Há um senso de verdade nos clichês e no seu uso apropriado. Sei disso porque meu peito se encheu de algo quando eu olhei ao longe a linha de prédios que corta o horizonte do meu bairro e disse sem o menor constrangimento: quando eu cheguei aqui era tudo mato. E era mesmo. Ou melhor: lama e capim, uma mistura particularmente célebre nessa cidade. Pontos de ônibus enfiados na lama e um misto de começo de construção com outros empreendimentos abandonados, aquele monte de areia jogado ali no canto que, por Deus, deve ser de alguém afinal, ou não? As ruas tinham sentidos simples, o comércio de rua era pouco e negligente, a vista da janela dava para o Viaduto Capanema de um lado e a estufa do Jardim Botânico do outro.

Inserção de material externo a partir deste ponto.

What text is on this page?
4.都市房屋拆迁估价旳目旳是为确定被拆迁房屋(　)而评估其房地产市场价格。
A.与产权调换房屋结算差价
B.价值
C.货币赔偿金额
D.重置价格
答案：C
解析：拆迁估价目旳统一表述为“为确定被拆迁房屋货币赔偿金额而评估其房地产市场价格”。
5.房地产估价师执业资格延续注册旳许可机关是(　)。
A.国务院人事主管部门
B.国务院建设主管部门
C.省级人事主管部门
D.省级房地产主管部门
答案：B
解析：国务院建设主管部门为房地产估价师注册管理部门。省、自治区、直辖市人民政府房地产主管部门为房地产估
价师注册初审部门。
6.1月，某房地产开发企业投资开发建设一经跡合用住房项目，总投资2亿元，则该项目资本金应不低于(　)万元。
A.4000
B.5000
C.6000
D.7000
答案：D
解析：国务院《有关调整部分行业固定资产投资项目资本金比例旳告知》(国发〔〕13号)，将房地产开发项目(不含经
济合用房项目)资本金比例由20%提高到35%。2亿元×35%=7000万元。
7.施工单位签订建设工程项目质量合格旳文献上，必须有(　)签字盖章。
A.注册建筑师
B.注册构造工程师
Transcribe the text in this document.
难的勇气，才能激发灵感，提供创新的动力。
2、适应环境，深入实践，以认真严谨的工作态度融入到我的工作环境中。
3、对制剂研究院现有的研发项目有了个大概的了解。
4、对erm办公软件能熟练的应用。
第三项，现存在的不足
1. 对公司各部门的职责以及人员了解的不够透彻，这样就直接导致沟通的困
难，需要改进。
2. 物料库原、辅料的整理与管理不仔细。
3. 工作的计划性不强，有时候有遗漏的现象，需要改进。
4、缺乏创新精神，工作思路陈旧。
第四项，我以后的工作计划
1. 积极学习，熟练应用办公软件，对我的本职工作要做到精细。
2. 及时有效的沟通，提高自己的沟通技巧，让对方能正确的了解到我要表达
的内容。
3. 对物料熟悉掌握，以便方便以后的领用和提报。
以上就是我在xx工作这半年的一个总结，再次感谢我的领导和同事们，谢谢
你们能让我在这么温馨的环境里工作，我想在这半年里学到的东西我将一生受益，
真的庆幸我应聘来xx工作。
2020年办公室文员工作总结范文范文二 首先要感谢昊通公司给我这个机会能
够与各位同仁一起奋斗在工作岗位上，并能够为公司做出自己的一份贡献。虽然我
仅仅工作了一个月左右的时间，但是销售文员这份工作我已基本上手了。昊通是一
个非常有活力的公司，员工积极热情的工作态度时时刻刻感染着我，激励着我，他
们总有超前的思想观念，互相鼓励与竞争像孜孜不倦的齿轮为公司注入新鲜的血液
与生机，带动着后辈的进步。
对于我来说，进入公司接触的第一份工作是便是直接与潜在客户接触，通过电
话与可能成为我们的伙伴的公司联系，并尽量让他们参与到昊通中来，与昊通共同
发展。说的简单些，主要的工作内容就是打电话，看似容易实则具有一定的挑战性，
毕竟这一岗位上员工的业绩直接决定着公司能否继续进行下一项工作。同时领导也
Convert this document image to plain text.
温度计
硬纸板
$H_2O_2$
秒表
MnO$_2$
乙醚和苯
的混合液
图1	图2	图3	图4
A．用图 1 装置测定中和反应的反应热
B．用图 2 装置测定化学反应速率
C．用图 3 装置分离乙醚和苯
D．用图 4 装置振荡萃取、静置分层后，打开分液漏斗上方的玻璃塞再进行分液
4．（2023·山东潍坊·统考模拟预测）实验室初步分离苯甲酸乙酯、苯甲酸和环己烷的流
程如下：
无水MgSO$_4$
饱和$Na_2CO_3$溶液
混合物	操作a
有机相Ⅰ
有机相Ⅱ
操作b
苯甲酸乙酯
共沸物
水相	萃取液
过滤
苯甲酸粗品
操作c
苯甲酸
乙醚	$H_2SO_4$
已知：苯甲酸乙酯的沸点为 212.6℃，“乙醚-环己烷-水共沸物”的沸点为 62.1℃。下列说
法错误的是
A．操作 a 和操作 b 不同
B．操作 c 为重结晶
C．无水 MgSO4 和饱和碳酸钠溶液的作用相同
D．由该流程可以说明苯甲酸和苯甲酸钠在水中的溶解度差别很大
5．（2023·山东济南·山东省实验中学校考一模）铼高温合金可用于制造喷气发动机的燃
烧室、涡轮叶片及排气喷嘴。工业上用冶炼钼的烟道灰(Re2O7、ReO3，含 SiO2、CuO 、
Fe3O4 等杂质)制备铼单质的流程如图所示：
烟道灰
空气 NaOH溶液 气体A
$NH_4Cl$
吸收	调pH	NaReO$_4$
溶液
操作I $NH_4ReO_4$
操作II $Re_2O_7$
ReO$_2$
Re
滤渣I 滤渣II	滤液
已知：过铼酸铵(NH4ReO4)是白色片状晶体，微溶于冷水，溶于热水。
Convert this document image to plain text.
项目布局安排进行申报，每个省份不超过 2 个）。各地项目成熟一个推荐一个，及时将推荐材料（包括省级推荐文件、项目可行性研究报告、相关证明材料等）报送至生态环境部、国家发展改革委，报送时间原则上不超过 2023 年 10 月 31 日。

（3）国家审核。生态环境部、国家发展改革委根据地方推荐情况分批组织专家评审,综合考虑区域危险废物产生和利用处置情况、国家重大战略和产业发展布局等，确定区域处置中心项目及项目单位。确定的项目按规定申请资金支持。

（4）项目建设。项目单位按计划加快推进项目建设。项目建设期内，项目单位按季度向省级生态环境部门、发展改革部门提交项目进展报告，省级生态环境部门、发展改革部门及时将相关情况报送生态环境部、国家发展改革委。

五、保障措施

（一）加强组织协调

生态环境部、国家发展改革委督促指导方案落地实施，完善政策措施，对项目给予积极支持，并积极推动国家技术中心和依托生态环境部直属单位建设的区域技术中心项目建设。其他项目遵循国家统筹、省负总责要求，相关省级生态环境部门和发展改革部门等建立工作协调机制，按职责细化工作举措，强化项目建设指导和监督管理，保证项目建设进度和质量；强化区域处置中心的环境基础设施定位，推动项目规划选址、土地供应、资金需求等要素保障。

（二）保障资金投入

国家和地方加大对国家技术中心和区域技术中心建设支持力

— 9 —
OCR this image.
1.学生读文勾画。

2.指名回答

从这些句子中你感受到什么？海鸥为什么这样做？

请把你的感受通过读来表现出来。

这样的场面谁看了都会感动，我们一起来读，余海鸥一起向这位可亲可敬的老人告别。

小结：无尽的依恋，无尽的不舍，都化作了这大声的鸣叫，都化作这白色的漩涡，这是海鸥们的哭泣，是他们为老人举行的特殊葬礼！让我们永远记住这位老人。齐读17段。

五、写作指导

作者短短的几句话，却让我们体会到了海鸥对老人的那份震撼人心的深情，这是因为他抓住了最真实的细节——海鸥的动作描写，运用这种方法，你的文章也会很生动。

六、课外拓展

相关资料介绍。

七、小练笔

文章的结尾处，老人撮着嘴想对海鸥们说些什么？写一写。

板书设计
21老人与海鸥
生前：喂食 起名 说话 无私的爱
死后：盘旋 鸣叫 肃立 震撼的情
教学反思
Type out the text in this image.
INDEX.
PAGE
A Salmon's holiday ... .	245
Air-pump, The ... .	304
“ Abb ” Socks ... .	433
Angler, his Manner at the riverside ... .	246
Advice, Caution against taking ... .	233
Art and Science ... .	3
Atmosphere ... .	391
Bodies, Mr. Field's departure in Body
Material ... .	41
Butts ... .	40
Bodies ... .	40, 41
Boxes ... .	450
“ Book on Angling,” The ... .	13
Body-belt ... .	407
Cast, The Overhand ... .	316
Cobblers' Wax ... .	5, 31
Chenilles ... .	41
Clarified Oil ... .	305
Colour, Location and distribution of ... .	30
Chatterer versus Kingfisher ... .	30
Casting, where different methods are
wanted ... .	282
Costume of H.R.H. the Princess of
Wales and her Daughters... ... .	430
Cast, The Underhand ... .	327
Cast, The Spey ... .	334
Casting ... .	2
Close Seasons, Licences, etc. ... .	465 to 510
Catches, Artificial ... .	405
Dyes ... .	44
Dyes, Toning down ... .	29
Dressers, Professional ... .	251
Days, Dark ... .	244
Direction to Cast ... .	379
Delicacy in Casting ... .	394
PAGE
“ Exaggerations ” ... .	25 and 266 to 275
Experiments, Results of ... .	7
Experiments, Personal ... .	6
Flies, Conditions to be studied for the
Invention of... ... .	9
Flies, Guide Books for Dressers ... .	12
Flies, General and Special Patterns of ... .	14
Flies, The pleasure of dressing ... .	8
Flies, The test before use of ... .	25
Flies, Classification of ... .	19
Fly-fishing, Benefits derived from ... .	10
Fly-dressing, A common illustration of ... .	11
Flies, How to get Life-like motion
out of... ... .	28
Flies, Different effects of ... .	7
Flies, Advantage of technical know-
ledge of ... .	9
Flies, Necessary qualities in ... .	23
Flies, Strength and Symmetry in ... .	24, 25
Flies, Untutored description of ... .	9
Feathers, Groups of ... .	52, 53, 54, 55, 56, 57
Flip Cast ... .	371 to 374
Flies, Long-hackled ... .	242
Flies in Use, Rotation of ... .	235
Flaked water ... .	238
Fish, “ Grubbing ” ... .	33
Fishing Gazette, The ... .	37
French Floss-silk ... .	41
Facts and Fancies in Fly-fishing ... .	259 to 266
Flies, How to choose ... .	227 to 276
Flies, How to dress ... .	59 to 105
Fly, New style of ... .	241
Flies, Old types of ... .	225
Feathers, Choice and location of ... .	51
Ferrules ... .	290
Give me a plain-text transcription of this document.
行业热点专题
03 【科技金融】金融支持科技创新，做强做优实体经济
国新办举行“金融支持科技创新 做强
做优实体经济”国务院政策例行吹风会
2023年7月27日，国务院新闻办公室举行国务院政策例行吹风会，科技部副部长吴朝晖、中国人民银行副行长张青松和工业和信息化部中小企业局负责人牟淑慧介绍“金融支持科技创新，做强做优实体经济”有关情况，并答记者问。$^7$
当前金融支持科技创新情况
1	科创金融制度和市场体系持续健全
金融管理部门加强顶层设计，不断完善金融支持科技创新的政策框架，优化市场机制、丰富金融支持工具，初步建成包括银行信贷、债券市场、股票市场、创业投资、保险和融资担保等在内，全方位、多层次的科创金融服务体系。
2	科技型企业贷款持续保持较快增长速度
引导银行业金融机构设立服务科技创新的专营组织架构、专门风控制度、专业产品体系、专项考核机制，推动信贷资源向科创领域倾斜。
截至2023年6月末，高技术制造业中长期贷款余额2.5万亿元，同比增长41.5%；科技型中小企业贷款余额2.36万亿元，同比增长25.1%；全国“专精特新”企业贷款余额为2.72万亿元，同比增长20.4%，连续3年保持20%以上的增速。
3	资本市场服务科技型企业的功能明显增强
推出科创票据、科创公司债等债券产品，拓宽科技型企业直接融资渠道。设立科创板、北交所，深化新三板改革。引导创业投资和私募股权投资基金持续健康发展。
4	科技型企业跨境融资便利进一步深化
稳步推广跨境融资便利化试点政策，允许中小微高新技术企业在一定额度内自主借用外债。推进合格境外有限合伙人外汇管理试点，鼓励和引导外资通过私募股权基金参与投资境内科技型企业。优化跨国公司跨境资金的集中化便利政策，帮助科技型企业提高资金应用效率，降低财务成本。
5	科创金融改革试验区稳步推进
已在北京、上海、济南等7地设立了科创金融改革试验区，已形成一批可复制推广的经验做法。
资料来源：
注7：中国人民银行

De uma hora para outra, tudo mudou. Primeiro foi o barulho de obras durante anos, inclusive aos sábados. Aí vieram os prédios. Um mega condomínio de cinco torres se estalou numa esquina, outro largo bloco de concreto foi erguido do outro lado da rua, alguns sobrados ocuparam um capinzal de uma rua que, até então, não servia para mais nada além de ligar duas paralelas. Aí vieram os carros. Ouvi dizer que a senhorinha que cuidava do estacionamento da frente parou de aceitar pagamento por dia e só pega mensalista. E que agora está morando na Itália. Meu reino por uma vaga na calçada! E quanto cocô de cachorro na calçada de repente também. Ninguém dá um jeito nisso? Tanto cachorro bonito na coleira fazendo tanta coisa feia.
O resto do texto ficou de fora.